A federal district court in Tennessee ruled that ERISA did not preempt state law claims for short-term disability benefits because the short-term disability plan fell under the “payroll practice” exception of ERISA.  LeBlanc v. SunTrust Bank, No. 3:15-cv-00630 (M.D. Tenn. Aug. 24, 2015).  SunTrust provided employees with short-term disability benefits for up to 25 weeks per injury or illness and required employees to be approved for the full 25-week period before they qualified for long-term disability benefits.  In 2014, Plaintiff, a former employee of SunTrust, was approved for short-term disability benefits of less than 25 weeks and was subsequently denied an extension.  SunTrust terminated Plaintiff after she failed to return to work.  Plaintiff sued SunTrust and the administrator of SunTrust’s employee benefits plan alleging breach of contract and other causes of action under Tennessee law based on the denial of the balance of the 25 weeks of short-term disability benefits.

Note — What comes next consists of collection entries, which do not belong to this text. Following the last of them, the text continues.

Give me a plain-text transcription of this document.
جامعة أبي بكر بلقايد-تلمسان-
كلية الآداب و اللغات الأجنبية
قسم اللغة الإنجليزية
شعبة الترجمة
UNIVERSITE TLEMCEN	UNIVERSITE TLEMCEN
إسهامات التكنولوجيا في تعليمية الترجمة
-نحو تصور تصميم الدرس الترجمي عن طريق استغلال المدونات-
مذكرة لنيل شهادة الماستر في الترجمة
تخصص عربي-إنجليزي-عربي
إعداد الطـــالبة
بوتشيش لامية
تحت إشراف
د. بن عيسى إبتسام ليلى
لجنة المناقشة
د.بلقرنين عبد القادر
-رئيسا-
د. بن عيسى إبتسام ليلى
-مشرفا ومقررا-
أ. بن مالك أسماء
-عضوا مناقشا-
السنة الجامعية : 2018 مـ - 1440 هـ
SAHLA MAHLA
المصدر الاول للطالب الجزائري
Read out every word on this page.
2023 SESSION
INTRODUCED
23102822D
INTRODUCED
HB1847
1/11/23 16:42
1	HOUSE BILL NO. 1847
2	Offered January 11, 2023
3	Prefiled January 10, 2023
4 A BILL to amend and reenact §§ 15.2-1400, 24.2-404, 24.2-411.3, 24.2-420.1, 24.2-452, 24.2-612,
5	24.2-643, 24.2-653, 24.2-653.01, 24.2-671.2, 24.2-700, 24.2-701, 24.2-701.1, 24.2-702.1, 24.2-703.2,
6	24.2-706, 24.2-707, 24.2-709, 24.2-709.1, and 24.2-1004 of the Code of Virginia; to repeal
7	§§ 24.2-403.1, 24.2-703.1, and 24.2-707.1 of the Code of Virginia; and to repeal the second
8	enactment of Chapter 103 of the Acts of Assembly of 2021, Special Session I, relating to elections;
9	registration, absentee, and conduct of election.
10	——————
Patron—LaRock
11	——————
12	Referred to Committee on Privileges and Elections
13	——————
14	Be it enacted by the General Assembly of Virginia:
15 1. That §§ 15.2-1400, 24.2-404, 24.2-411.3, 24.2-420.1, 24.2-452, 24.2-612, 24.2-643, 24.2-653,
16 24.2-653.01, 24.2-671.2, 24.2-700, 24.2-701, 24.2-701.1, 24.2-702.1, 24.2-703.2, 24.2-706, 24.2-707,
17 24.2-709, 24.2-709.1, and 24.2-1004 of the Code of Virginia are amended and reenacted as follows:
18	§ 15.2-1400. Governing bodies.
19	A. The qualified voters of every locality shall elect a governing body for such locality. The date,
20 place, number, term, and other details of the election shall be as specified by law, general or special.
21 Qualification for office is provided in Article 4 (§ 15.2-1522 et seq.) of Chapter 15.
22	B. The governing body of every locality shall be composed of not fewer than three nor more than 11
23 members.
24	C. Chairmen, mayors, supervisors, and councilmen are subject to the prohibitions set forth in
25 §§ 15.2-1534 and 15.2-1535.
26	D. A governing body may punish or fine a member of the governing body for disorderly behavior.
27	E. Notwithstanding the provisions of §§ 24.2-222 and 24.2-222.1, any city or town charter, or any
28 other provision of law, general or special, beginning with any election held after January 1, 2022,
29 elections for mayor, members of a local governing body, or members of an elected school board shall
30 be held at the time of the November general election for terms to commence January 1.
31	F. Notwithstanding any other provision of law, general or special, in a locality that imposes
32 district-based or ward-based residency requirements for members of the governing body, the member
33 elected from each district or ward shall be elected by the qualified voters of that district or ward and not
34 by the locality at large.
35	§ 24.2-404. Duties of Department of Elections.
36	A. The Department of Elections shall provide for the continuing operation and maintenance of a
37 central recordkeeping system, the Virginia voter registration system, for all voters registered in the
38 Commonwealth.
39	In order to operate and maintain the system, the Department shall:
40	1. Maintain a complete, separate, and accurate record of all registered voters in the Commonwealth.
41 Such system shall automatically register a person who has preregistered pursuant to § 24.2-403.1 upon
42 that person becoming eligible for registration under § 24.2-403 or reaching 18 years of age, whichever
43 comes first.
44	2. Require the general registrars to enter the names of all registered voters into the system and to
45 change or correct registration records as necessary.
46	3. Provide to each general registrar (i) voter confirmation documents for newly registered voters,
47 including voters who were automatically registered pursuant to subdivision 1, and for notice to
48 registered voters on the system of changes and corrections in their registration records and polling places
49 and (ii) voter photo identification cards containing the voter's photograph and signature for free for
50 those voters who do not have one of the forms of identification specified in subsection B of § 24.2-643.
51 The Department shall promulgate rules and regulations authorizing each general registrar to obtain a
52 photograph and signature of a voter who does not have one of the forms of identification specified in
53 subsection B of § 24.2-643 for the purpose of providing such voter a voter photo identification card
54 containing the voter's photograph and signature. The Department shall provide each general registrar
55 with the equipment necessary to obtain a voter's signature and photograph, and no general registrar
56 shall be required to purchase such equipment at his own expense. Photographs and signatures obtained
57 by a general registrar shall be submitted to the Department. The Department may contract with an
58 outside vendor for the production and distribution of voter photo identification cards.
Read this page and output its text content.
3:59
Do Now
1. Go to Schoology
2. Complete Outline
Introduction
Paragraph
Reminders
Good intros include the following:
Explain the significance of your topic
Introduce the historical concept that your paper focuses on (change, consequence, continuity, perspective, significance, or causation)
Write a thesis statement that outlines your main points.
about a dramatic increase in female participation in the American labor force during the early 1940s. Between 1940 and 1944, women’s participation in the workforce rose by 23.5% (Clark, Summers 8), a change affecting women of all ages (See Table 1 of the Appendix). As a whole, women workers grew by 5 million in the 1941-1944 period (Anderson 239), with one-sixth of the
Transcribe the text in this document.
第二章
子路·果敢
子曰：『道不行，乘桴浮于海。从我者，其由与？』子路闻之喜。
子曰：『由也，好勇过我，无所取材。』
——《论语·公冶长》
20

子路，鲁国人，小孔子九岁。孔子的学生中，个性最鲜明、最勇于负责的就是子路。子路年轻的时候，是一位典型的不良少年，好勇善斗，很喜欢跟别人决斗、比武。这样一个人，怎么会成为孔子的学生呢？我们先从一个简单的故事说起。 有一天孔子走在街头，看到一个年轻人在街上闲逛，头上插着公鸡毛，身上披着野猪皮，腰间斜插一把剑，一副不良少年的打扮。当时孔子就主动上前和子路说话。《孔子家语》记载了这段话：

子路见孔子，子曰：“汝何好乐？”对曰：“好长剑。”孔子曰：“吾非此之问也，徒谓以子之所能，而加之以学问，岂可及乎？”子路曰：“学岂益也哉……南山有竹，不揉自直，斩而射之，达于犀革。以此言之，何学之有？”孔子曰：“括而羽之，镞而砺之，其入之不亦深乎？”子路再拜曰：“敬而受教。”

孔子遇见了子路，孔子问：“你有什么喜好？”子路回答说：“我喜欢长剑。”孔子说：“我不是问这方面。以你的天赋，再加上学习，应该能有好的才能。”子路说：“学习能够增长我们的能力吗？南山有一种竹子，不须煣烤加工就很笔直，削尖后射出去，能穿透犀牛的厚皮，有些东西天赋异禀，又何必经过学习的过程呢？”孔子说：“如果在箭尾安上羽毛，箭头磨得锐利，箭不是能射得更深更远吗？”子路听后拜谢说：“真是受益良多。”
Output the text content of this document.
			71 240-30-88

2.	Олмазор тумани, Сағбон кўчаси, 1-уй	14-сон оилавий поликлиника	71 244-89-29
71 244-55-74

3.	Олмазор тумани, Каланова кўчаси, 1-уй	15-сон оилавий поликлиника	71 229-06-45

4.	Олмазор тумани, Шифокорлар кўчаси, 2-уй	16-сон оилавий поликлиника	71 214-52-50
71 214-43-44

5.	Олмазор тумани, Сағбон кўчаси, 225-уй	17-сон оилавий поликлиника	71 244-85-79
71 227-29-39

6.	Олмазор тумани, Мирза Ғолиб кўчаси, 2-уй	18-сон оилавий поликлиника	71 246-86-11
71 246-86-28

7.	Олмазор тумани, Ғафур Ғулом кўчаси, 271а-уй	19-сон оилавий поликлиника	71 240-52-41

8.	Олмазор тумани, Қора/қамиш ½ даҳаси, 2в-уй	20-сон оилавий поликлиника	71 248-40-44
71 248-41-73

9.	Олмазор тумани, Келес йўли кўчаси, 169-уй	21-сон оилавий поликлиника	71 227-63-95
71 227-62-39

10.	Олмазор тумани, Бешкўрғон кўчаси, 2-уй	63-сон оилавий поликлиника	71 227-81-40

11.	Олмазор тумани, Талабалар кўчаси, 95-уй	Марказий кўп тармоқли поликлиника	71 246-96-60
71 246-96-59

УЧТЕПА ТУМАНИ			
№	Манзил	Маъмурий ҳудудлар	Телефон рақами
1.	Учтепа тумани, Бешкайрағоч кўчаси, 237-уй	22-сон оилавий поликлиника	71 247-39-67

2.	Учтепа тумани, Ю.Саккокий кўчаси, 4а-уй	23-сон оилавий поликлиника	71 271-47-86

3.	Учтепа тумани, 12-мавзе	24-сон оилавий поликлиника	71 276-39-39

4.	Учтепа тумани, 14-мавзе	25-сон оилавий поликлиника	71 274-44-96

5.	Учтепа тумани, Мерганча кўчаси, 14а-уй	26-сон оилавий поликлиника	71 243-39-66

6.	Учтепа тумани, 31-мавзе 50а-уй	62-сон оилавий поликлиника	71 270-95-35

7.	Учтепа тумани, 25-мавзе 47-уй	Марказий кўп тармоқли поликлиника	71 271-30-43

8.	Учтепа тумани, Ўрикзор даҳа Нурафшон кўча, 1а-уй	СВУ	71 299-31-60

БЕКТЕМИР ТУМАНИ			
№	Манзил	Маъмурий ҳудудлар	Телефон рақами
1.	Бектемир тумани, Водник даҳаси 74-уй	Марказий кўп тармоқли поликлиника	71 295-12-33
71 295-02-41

Defendants argued that Plaintiff’s state law claims should be preempted (and thus her motion to remand to state court denied) because her complaint alleged as part of her damages the potential loss of long-term disability benefits.  The Court rejected Defendants’ argument and held that the Complaint’s mere mention of long-term disability benefits, which are governed by ERISA, did not trigger preemption where Plaintiff did not apply for or receive a denial of long-term benefits or seek damages from the long-term disability plan’s assets.